Recon Botswana oil exploration goes ahead amid international pressure

Image By Juan Carlos Munoz

The Botswana government remains relentless in its bid to allow Canadian oil and Gas Company ReconAfrica smooth passage to undertake exploration activities in areas close to the world heritage sites Okavango Delta and Tsodilo Heritage Site, according to the Sunday Standard. 

The Ministry of Minerals has just announced Recon Botswana (ReconAfrica subsidiary) has begun its activities in Botswana focused on acquiring and processing, analysis and interpretation of gravity, high-resolution aeromagnetic data and the commissioning of the Environmental Impact Assessment process as well as obtaining relevant environmental permits to conduct exploration activities, the publication says.  This comes amid pressure from UNESCO, National Geographic and Oscar Award-winning Hollywood actor Leonardo DiCaprio, among others, following drilling activities in Namibia. 

Drilling by the parent company, ReconAfrica, is already underway in Namibia where the company holds a 90% interest in a petroleum exploration licence in the northeast region. The exploration license covers the entire Kavango sedimentary basin, an area of approximately 25,341.33 sq km which, based on commercial success, entitles ReconAfrica to obtain a 25-year production licence. The company says the Kavango Basin offers a thick Permian sequence that they believe will supply a huge conventional oil play. The Kavango Basin also covers parts of Botswana and Angola. The move by both Namibia and Botswana governments to licence the company has come under immense pressure from international conservationists and pressure groups over fears the company activities will have devastating effects on the Okavango Delta ecosystem. UNESCO’s World Heritage Centre announced in late December 2020 that it was alerted of the situation by civil society groups’ petitions regarding ReconAfrica’s planned activities.

“The Centre is following with attention and concern the oil and gas exploration projects in north-eastern Namibia and north-western Botswana by the Canadian company Reconnaissance Africa (ReconAfrica), which could potentially impact on the Okavango Delta and Tsodilo World Heritage properties,” the organisation said.

UNESCO said it then requested more information on the projects and their potential impacts on the World Heritage sites. Following a meeting with the two governments, Botswana eventually agreed to exclude the Tsodilo Hills World Heritage site from the areas initially planned for the exploration activities. While the Minister of Mineral Resources, Green Technology and Energy Security Lefoko Moagi recently assured the international press in a virtual conference that the planned activities were not within the buffer zones of the Okavango Delta and Tsodilo Hills, he failed to provide specific coordinates of the area identified for the explorations. Moagi, who spent the majority of the conference on a defensive mode, insisted the Botswana government does not allow any exploration activities within the core and buffer zones of World Heritage sites, adding that the undertaking was made as part of the Listing process of the Okavango Delta.

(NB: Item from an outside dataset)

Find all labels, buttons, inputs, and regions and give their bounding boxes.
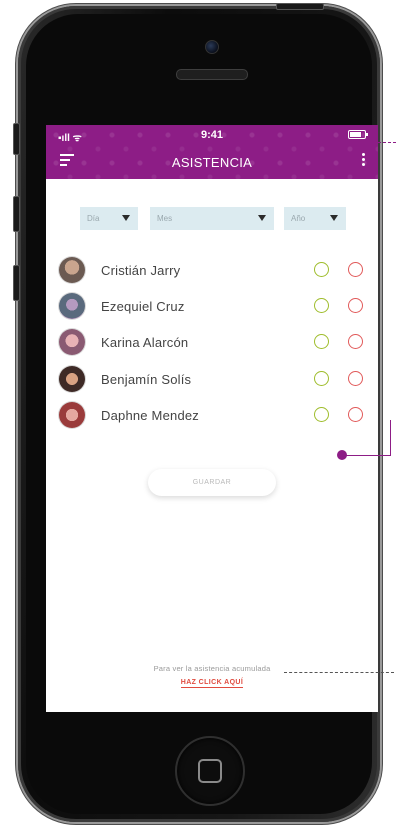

“In the first two years of its exploration programme, Recon Botswana has not planned to carry out any invasive methods of prospecting, including drilling and no physical exploration activities during the first year of exploration have been anticipated,” the Minister said.

He said it was worth noting that the terms and conditions of the Exploration licence require Recon Botswana to conduct its operations per good industry practice, in such manner as to preserve ‘in as far as is possible the natural environment, minimise and control waste or undue loss of or damage to natural and biological resources, to prevent and where unavoidable, promptly treat pollution and contamination of the environment. The Minister said the company would take no steps which may unnecessarily or unreasonably restrict or limit further development of the natural resources of the concession area or adjacent areas (which may include the Delta and Tsodilo Hills). 

National Geographic previously reported ReconAfrica’s license area in Namibia and Botswana encompasses the Kavango-Zambezi Transfrontier Conservation Area and, initially, the Tsodilo Hills.

“The license area supports various endangered species, such as African wild dogs, white-backed vultures and Temminck’s ground pangolins. Africa’s largest remaining herd of savanna elephants moves through it. In Namibia, the license area is home to more than 200,000 people and six locally managed wildlife reserves, or conservancies,” National Geographic says.

Namibian environmental assessment practitioner Sindila Mwiya was also quoted as having said ReconAfrica’s test drilling would be done in an elephant migration corridor between two national parks, which is also where the company plans to carry out its seismic survey. Coincidentally, National Geographic has said in 2020, Namibia announced that it would hold an auction to sell 90 elephants that live in the vicinity of ReconAfrica’s test wells.

“Biologists are concerned about how the seismic survey’s sound waves will affect elephants, which communicate with low-frequency seismic waves ‘heard’ through their sensitive feet. 

These vibrations provide information about other herds, water sources and potential danger,” National Geographic says.

Minister Moagi recently told a press conference that the Ministry had contacted some of Botswana’s embassies in Europe and the USA to share the necessary information for the various offices to engage international organisations such as the UN, UNESCO and other organisations requiring clarification on the matter. This was done in a bid to allay fears over Recon Botswana’s explorations.